Nous publions une série d’articles (lien pour pour voir tous les articles) que nous partagerons pendant plusieurs jours. Il s’agit d’une initiative colombienne pour la paix, que nous nous proposons de faire connaître et de diffuser.

Par Juan Fernando Cristo (*)

Le gouvernement a raison lorsqu’il affirme que les meurtres de dirigeants sociaux n’ont pas commencé le 7 août 2018. Depuis des décennies, les dirigeants des communautés paysannes, des réserves indigènes et des conseils communautaires afro-américains sont persécutés, leur seul péché étant de se battre pour la défense des leurs.
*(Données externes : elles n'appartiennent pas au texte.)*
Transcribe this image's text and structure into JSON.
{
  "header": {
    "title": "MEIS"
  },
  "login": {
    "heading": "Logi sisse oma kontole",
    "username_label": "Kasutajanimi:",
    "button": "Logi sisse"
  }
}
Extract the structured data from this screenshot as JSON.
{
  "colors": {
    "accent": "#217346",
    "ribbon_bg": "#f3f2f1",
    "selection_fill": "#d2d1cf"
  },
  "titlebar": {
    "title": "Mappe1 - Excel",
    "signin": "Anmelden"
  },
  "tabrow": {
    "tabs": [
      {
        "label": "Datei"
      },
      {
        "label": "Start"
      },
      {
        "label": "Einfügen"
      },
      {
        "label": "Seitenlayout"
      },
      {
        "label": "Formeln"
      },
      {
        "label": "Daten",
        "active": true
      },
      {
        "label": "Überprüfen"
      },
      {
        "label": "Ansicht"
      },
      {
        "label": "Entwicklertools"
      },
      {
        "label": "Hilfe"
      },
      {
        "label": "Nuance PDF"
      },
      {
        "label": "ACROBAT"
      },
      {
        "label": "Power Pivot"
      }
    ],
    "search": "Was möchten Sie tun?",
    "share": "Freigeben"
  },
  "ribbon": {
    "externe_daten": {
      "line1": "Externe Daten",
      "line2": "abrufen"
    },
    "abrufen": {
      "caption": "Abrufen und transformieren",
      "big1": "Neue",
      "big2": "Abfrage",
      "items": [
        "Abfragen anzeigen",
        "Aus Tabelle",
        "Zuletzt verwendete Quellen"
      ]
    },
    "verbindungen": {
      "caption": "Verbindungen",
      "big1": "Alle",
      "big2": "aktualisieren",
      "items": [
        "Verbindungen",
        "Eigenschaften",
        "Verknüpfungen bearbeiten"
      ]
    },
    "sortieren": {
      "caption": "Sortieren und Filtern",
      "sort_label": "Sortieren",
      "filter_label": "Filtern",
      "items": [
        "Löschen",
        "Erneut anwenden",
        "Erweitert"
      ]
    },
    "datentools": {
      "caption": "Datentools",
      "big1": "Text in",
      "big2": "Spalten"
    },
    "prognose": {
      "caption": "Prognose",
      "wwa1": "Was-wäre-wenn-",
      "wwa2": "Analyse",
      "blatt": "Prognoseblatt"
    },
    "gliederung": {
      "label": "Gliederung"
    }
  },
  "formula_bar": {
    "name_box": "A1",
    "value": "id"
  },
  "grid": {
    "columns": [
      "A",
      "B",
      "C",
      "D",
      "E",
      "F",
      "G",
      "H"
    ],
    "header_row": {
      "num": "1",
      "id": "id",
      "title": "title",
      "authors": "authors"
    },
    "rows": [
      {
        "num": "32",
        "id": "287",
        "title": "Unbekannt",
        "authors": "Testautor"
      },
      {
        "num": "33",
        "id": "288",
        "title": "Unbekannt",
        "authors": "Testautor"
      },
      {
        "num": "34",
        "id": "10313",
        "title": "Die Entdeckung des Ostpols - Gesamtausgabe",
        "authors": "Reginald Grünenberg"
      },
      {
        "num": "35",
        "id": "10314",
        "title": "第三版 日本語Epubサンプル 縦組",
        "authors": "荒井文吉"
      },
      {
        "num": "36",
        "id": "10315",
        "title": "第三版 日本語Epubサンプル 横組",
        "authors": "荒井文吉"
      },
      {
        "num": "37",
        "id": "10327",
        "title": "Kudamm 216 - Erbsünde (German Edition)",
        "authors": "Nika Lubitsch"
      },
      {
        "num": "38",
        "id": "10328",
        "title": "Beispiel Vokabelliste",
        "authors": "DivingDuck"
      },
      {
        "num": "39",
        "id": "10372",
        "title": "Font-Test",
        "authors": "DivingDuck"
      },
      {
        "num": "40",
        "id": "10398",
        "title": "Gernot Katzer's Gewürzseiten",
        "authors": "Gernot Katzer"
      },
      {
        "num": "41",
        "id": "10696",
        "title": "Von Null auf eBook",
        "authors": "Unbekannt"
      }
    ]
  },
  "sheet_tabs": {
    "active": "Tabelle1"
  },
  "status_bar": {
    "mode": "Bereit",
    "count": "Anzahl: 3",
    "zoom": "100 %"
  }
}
Lorsqu’un leader social est assassiné, c’est l’espoir d’un avenir meilleur pour sa communauté qui est tué. Les fonctionnaires qui désignent le trafic de drogue et les mafias minières illégales comme responsables de ces crimes dans les territoires ont également raison. Mais ce n’est pas la seule raison. Les leaders sont également assassinés par les mafias qui s’opposent à la restitution des terres, les tuant pour des raisons politiques.

Le débat ne peut donc être orienté vers une discussion sur le nombre de dirigeants tués, et encore moins vers une comparaison entre différents gouvernements. Nous devons tous trouver un moyen de mettre fin à ces crimes. Il n’est pas juste que l’accord de paix ait sauvé la vie de milliers de soldats et de policiers, de guérilleros au combat, et que les leaders sociaux continuent de tomber. Et cela fait mal au cœur que le gouvernement refuse d’appliquer les moyens prévus dans l’accord de paix pour lutter contre cette violence. Ils ne se donnent même plus la peine d’émettre une déclaration formelle de condamnation pour chaque meurtre. Ils font preuve de frilosité, d’indolence et d’indifférence. Nous, les citoyens, nous nous sentons impuissants.

Michael Forst, rapporteur des Nations Unies, a déclaré en février de cette année que la Colombie est l’un des pays les plus dangereux au monde pour la défense des droits humains. Les chiffres seuls ne montrent pas la tragédie humaine qui se cache derrière chaque cas. C’est pourquoi un groupe de chroniqueurs a voulu retrouver les visages et les vies de certains des dirigeants assassinés et raconter l’histoire de trois d’entre eux.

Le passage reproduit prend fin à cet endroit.